Just as we can accept, for example, as Balthasar does, the insights of Aquinas on the doctrine of “election” without accepting the theology of double predestination that Aquinas, following Augustine, draws from it. Thus, in my view, the whole controversy surrounding Dare We Hope? is a bit of a tempest in a teapot and is blown out of proportion by those who, I suspect, are crypto-restorationists who don’t want theology to move beyond the condemnations of Pascendi.
There is something telling in the fact that traditionalists criticize Balthasar for being a modernist, while liberals view him as a romantic reactionary. Balthasar once wrote that to be “concentric” to Christ is to be “eccentric” to the world. I think we could add that the same dynamic applies intra-ecclesially as well. Balthasar’s radical Christocentrism flies in the face of the eclipse of Christ in the theologies of both the traditionalists and the liberals. Traditionalists make an idol of the Church herself, reducing the faith to a set of dogmatic propositions, occluding the bracing image of the crucified Lord presented in the gospels. Liberals efface that same image by relativizing it as just one example among many in the category of “religious founder.”

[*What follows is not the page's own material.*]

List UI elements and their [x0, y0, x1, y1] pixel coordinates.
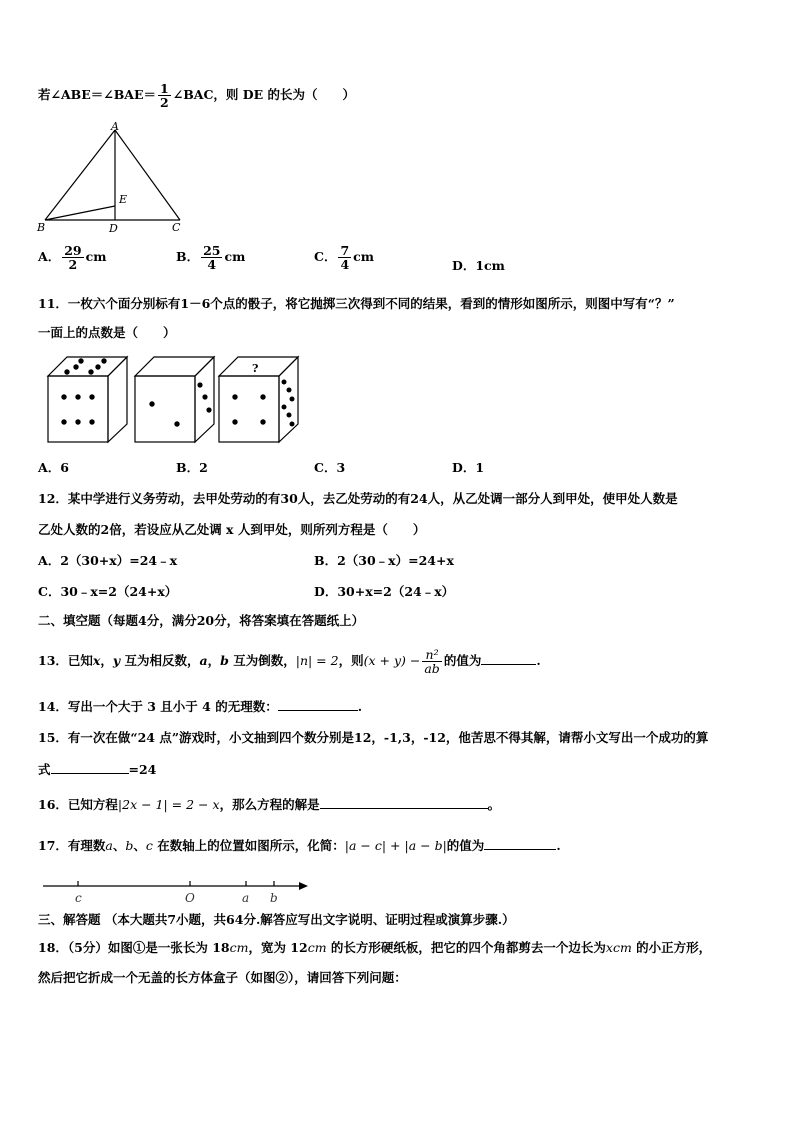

Thus it is no wonder that the traditionalists want to reject Vatican II and the liberals want to “go beyond” it. Precisely because neither appreciates its profound Christological focus.
Conclusion
To return, then, to where I began. Fr. Morgenroth played Mozart for me, rather than didactically “instructing” me, because he wanted me to enter into a different kind of answer. Indeed, to show me that I needed to ask a different set of questions. Grace builds on nature and by introducing me to “beauty” on a natural level, he was gently guiding me to seek it as well in a higher register.
Balthasar became my guide in that project and taught me that the Gospel is persuasive because the form of Christ presented there is good and true and beautiful. And since the ongoing appropriation of Vatican II is still in its infancy, I can think of no better guide for that endeavor than Hans Urs von Balthasar.